In practice, in addition to a depth limitation, this minimax algorithm also reduces the branching factor by limiting the squares which will be evaluated to those which are adjacent to squares which have been played. Given the fact that a disconnected "island" square cannot immediately lead to a win, this seems to be a reasonable simplification.

At the leaf nodes of the tree, either the game is over (the human has won or the computer has won) or the board needs to be evaluated with regards to who is winning.

This function is used to evaluate a board position with regards to which player is winning, and by how much. The MiniMax algorithm will then choose the highest value for itself, while minimizing the options for its opponent. For gomoku, it was important to derive an evaluation function which could be calculated quickly, and which builds towards the final desired result of 5 squares in a row. Note that such a function would necessarily be isomorphic in four directions: vertical, horizontal, and on both diagonals.

My initial thought was that this would be extremely computationally expensive. There are many permutations of selected squares which can lead to a win, and many which do not. For example, XX--OOO--XX with O to move will lead to a win for O, but with X to move will not. However, I convinced myself that any static evaluation which built towards a win would find winning nodes at sufficient depth, so finding extremely detailed evaluation was less important than a general approximation.

Building from this thought, I decided to count the number of 4-in-a-rows (4s) and give them a high score, along with the 3s and 2s. Each in-a-row would be given an exponentially increasing "reward", so that 4s scores much higher than 2×2s. For example, the payout function might be f(n) = 2^N for 2, 3, and 4 so that f(4) = 16 and 2×f(2) = 8. This ensures the desired result, that the optimal configuration of N squares is Ns.

Eventually, I determined that it was sufficient to simply count 2s with overlaps, since allowing double counts would still favor longer strings of squares, but would not require separate checks for each length. Therefore, if 2s was rewarded 1, then XXX would be rewarded 2, and XXXX would be rewarded 3. This means that 4s is still more the most efficient configuration of four squares, since XX-XX only evaluates to 2.

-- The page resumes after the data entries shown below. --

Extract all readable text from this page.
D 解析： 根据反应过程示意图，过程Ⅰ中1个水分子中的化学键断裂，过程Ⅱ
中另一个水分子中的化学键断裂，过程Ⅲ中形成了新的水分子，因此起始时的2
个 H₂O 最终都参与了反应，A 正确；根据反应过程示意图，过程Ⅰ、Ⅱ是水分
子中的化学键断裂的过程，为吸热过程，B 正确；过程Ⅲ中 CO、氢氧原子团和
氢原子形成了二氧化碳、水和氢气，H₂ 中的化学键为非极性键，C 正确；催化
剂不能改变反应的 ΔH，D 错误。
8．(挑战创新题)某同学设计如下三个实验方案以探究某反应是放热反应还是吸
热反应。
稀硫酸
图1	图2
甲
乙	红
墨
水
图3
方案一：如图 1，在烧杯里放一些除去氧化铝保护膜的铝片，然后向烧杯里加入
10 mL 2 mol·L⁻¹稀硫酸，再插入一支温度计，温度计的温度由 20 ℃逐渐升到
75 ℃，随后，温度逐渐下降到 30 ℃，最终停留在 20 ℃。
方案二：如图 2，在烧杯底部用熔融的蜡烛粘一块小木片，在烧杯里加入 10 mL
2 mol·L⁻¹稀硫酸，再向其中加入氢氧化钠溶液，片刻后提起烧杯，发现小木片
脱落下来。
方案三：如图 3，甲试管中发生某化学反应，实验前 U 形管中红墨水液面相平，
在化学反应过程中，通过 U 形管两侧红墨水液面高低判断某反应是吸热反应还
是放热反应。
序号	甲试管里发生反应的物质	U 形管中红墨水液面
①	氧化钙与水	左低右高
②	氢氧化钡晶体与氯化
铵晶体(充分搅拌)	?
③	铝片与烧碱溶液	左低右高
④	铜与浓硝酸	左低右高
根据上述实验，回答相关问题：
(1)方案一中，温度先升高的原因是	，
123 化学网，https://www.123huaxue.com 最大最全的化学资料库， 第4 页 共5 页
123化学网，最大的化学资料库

This function simply needs to return true if the game is over and a player has won. After the simplifications to the static evaluator, the gameover function behaves almost identically. Instead of counting 2s, we check for the presence of 5s.

Here is where the fun begins. I realized that a very efficient way of representing a game board was with a sequence of bits, where 1 represented an occupied square, and 0 represented an unoccupied square. A game state would therefore only require a bit sequence for each player (the game engine would prevent overlapping bits). For a 15×15=225 square board, each player's occupied squares could be represented with a number 225 bits in length. Although Javascript `Number`s are only 53 bits long, Javascript has a newer primative, `BigInt`, which can store numbers of arbitrary length.

The biggest benefit of representing the game board this way is that it facilitates bitwise operations, which drastically reduces the time complexity for the static evaluator and gameover functions.

The BigInt primitive in Javascript is a newer built-in object, and as such is unsupported in some browsers. In particular, Internet Explorer and Safari do not have BigInt as a primitive. Although there are polyfills available for BigInt, I decided that as a demonstration of the Minimax algorithm, supporting all browsers was not my highest priority.